Controversy was released on October 14, 1981, days after Prince’s disastrous experience opening for the Rolling Stones in Los Angeles. The album outperformed both the previous year’s Dirty Mind and (narrowly) 1979’s Prince, reaching Number 21 on the Billboard 200 and Number 3 on the Top R&B Albums chart. A little over a month later, on November 20, the Controversy tour launched at Pittsburgh’s Stanley Theatre with opening act the Time.

After this time spent licking his wounds (and, more importantly, rehearsing), Prince returned with his most grandiose show to date. The tour-opener in Pittsburgh kicked off with the brazen call to arms “Sexuality”–complete with a full recital of the “tourists” speech–before hitting the audience with a turbo-charged version of “Why You Wanna Treat Me So Bad?” “Jack U Off” flourished in front of the sympathetic, largely female crowd, earning squeals rather than jeers; it was followed by the similarly crowd-pleasing “When You Were Mine” and “I Wanna Be Your Lover,” both with glistening new synthpop arrangements.
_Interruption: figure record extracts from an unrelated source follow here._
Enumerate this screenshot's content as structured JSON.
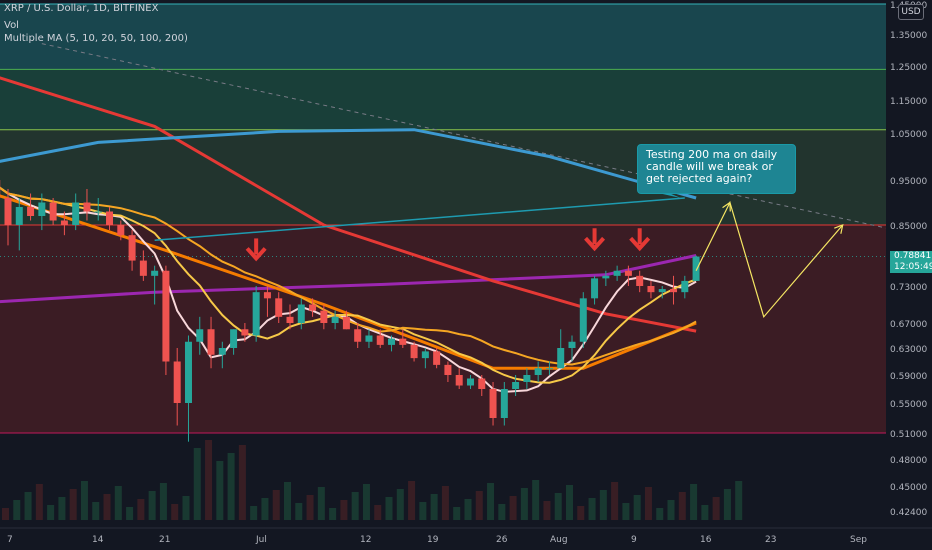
{
  "header": {
    "symbol_line": "XRP / U.S. Dollar, 1D, BITFINEX",
    "vol_label": "Vol",
    "ma_label": "Multiple MA (5, 10, 20, 50, 100, 200)",
    "currency": "USD"
  },
  "last_price": {
    "value": "0.78841",
    "countdown": "12:05:49"
  },
  "annotation": {
    "text": "Testing 200 ma on daily candle will we break or get rejected again?"
  },
  "colors": {
    "background": "#131722",
    "up_candle": "#26a69a",
    "down_candle": "#ef5350",
    "ma5": "#f8d7da",
    "ma10": "#f7c948",
    "ma20": "#f5a623",
    "ma50": "#f57c00",
    "ma100": "#e53935",
    "ma200": "#9c27b0",
    "extra_ma": "#3d9ad1",
    "teal_trendline": "#1e9bb0",
    "projection_line": "#f5e663",
    "signal_arrow": "#e53935"
  },
  "chart_data": {
    "type": "candlestick",
    "title": "XRP / U.S. Dollar, 1D, BITFINEX",
    "x_ticks": [
      "7",
      "14",
      "21",
      "Jul",
      "12",
      "19",
      "26",
      "Aug",
      "9",
      "16",
      "23",
      "Sep"
    ],
    "y_ticks": [
      1.45,
      1.35,
      1.25,
      1.15,
      1.05,
      0.95,
      0.85,
      0.73,
      0.67,
      0.63,
      0.59,
      0.55,
      0.51,
      0.48,
      0.45,
      0.424
    ],
    "y_ticks_display": [
      "1.45000",
      "1.35000",
      "1.25000",
      "1.15000",
      "1.05000",
      "0.95000",
      "0.85000",
      "0.73000",
      "0.67000",
      "0.63000",
      "0.59000",
      "0.55000",
      "0.51000",
      "0.48000",
      "0.45000",
      "0.42400"
    ],
    "y_scale": "log",
    "y_range": [
      0.4,
      1.46
    ],
    "x_domain": "2021-06-02 to 2021-09-05 (daily)",
    "ohlc": [
      [
        "2021-06-03",
        1.02,
        1.06,
        0.96,
        0.96
      ],
      [
        "2021-06-04",
        0.96,
        1.0,
        0.91,
        0.93
      ],
      [
        "2021-06-05",
        0.93,
        0.98,
        0.89,
        0.95
      ],
      [
        "2021-06-06",
        0.95,
        0.99,
        0.9,
        0.91
      ],
      [
        "2021-06-07",
        0.91,
        0.93,
        0.81,
        0.85
      ],
      [
        "2021-06-08",
        0.85,
        0.91,
        0.8,
        0.89
      ],
      [
        "2021-06-09",
        0.89,
        0.92,
        0.86,
        0.87
      ],
      [
        "2021-06-10",
        0.87,
        0.92,
        0.84,
        0.9
      ],
      [
        "2021-06-11",
        0.9,
        0.91,
        0.85,
        0.86
      ],
      [
        "2021-06-12",
        0.86,
        0.88,
        0.83,
        0.85
      ],
      [
        "2021-06-13",
        0.85,
        0.92,
        0.84,
        0.9
      ],
      [
        "2021-06-14",
        0.9,
        0.93,
        0.86,
        0.88
      ],
      [
        "2021-06-15",
        0.88,
        0.91,
        0.86,
        0.88
      ],
      [
        "2021-06-16",
        0.88,
        0.89,
        0.84,
        0.85
      ],
      [
        "2021-06-17",
        0.85,
        0.86,
        0.82,
        0.83
      ],
      [
        "2021-06-18",
        0.83,
        0.84,
        0.76,
        0.78
      ],
      [
        "2021-06-19",
        0.78,
        0.8,
        0.74,
        0.75
      ],
      [
        "2021-06-20",
        0.75,
        0.77,
        0.7,
        0.76
      ],
      [
        "2021-06-21",
        0.76,
        0.77,
        0.59,
        0.61
      ],
      [
        "2021-06-22",
        0.61,
        0.63,
        0.52,
        0.55
      ],
      [
        "2021-06-23",
        0.55,
        0.65,
        0.5,
        0.64
      ],
      [
        "2021-06-24",
        0.64,
        0.68,
        0.62,
        0.66
      ],
      [
        "2021-06-25",
        0.66,
        0.68,
        0.6,
        0.62
      ],
      [
        "2021-06-26",
        0.62,
        0.64,
        0.6,
        0.63
      ],
      [
        "2021-06-27",
        0.63,
        0.66,
        0.62,
        0.66
      ],
      [
        "2021-06-28",
        0.66,
        0.67,
        0.64,
        0.65
      ],
      [
        "2021-06-29",
        0.65,
        0.73,
        0.64,
        0.72
      ],
      [
        "2021-06-30",
        0.72,
        0.73,
        0.68,
        0.71
      ],
      [
        "2021-07-01",
        0.71,
        0.72,
        0.67,
        0.68
      ],
      [
        "2021-07-02",
        0.68,
        0.7,
        0.66,
        0.67
      ],
      [
        "2021-07-03",
        0.67,
        0.71,
        0.66,
        0.7
      ],
      [
        "2021-07-04",
        0.7,
        0.71,
        0.68,
        0.69
      ],
      [
        "2021-07-05",
        0.69,
        0.7,
        0.66,
        0.67
      ],
      [
        "2021-07-06",
        0.67,
        0.69,
        0.66,
        0.68
      ],
      [
        "2021-07-07",
        0.68,
        0.69,
        0.66,
        0.66
      ],
      [
        "2021-07-08",
        0.66,
        0.67,
        0.63,
        0.64
      ],
      [
        "2021-07-09",
        0.64,
        0.66,
        0.63,
        0.65
      ],
      [
        "2021-07-10",
        0.65,
        0.66,
        0.63,
        0.635
      ],
      [
        "2021-07-11",
        0.635,
        0.65,
        0.625,
        0.645
      ],
      [
        "2021-07-12",
        0.645,
        0.66,
        0.63,
        0.635
      ],
      [
        "2021-07-13",
        0.635,
        0.64,
        0.61,
        0.615
      ],
      [
        "2021-07-14",
        0.615,
        0.63,
        0.6,
        0.625
      ],
      [
        "2021-07-15",
        0.625,
        0.63,
        0.6,
        0.605
      ],
      [
        "2021-07-16",
        0.605,
        0.61,
        0.58,
        0.59
      ],
      [
        "2021-07-17",
        0.59,
        0.6,
        0.57,
        0.575
      ],
      [
        "2021-07-18",
        0.575,
        0.59,
        0.57,
        0.585
      ],
      [
        "2021-07-19",
        0.585,
        0.59,
        0.56,
        0.57
      ],
      [
        "2021-07-20",
        0.57,
        0.58,
        0.52,
        0.53
      ],
      [
        "2021-07-21",
        0.53,
        0.58,
        0.52,
        0.57
      ],
      [
        "2021-07-22",
        0.57,
        0.59,
        0.56,
        0.58
      ],
      [
        "2021-07-23",
        0.58,
        0.6,
        0.57,
        0.59
      ],
      [
        "2021-07-24",
        0.59,
        0.61,
        0.58,
        0.6
      ],
      [
        "2021-07-25",
        0.6,
        0.61,
        0.59,
        0.6
      ],
      [
        "2021-07-26",
        0.6,
        0.66,
        0.6,
        0.63
      ],
      [
        "2021-07-27",
        0.63,
        0.65,
        0.61,
        0.64
      ],
      [
        "2021-07-28",
        0.64,
        0.72,
        0.63,
        0.71
      ],
      [
        "2021-07-29",
        0.71,
        0.75,
        0.7,
        0.745
      ],
      [
        "2021-07-30",
        0.745,
        0.76,
        0.73,
        0.75
      ],
      [
        "2021-07-31",
        0.75,
        0.77,
        0.74,
        0.76
      ],
      [
        "2021-08-01",
        0.76,
        0.77,
        0.73,
        0.75
      ],
      [
        "2021-08-02",
        0.75,
        0.76,
        0.72,
        0.73
      ],
      [
        "2021-08-03",
        0.73,
        0.74,
        0.71,
        0.72
      ],
      [
        "2021-08-04",
        0.72,
        0.73,
        0.71,
        0.725
      ],
      [
        "2021-08-05",
        0.725,
        0.75,
        0.7,
        0.72
      ],
      [
        "2021-08-06",
        0.72,
        0.75,
        0.71,
        0.74
      ],
      [
        "2021-08-07",
        0.74,
        0.79,
        0.74,
        0.788
      ]
    ],
    "moving_averages": [
      {
        "name": "MA 200",
        "points": [
          [
            "2021-06-02",
            0.7
          ],
          [
            "2021-06-20",
            0.72
          ],
          [
            "2021-07-10",
            0.733
          ],
          [
            "2021-07-30",
            0.752
          ],
          [
            "2021-08-07",
            0.79
          ]
        ]
      },
      {
        "name": "MA 100",
        "points": [
          [
            "2021-06-02",
            1.26
          ],
          [
            "2021-06-20",
            1.07
          ],
          [
            "2021-07-05",
            0.85
          ],
          [
            "2021-07-20",
            0.74
          ],
          [
            "2021-07-30",
            0.685
          ],
          [
            "2021-08-07",
            0.657
          ]
        ]
      },
      {
        "name": "MA 50",
        "points": [
          [
            "2021-06-02",
            0.95
          ],
          [
            "2021-06-21",
            0.8
          ],
          [
            "2021-07-05",
            0.7
          ],
          [
            "2021-07-20",
            0.6
          ],
          [
            "2021-07-28",
            0.6
          ],
          [
            "2021-08-07",
            0.67
          ]
        ]
      },
      {
        "name": "MA (blue)",
        "points": [
          [
            "2021-06-02",
            0.97
          ],
          [
            "2021-06-15",
            1.03
          ],
          [
            "2021-07-01",
            1.055
          ],
          [
            "2021-07-13",
            1.06
          ],
          [
            "2021-07-25",
            1.0
          ],
          [
            "2021-08-07",
            0.91
          ]
        ]
      }
    ],
    "horizontal_levels": [
      1.45,
      1.24,
      1.06,
      0.85,
      0.51
    ],
    "volume": "present (bars near bottom of chart)",
    "drawings": [
      {
        "type": "arrow-down",
        "date": "2021-06-29",
        "price": 0.8
      },
      {
        "type": "arrow-down",
        "date": "2021-07-29",
        "price": 0.82
      },
      {
        "type": "arrow-down",
        "date": "2021-08-02",
        "price": 0.82
      },
      {
        "type": "projection",
        "points": [
          [
            "2021-08-07",
            0.76
          ],
          [
            "2021-08-10",
            0.9
          ],
          [
            "2021-08-13",
            0.68
          ],
          [
            "2021-08-20",
            0.85
          ]
        ]
      },
      {
        "type": "trendline",
        "points": [
          [
            "2021-06-20",
            0.82
          ],
          [
            "2021-08-06",
            0.91
          ]
        ]
      },
      {
        "type": "dashed-trendline",
        "points": [
          [
            "2021-06-10",
            1.32
          ],
          [
            "2021-09-04",
            0.79
          ]
        ]
      }
    ]
  }
}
From there the band launched directly into a surgical rendition of “Head”–by then such a live staple that the audience got to take a solo on the chorus. Shifting gears from that song’s masturbatory climax, a punkish “Annie Christian” followed, enlivened by Dez Dickerson’s guitar solos; then it was back to the crowd-pleasers with “Dirty Mind.” Despite being only five weeks old, “Do Me, Baby” had already earned its place as a concert setpiece–a designation helped, no doubt, by Prince’s onstage striptease. Closing out the setlist proper was a rousing rendition of “Let’s Work,” followed by a hat-trick of encores in “Controversy,” “Uptown,” and “Partyup.”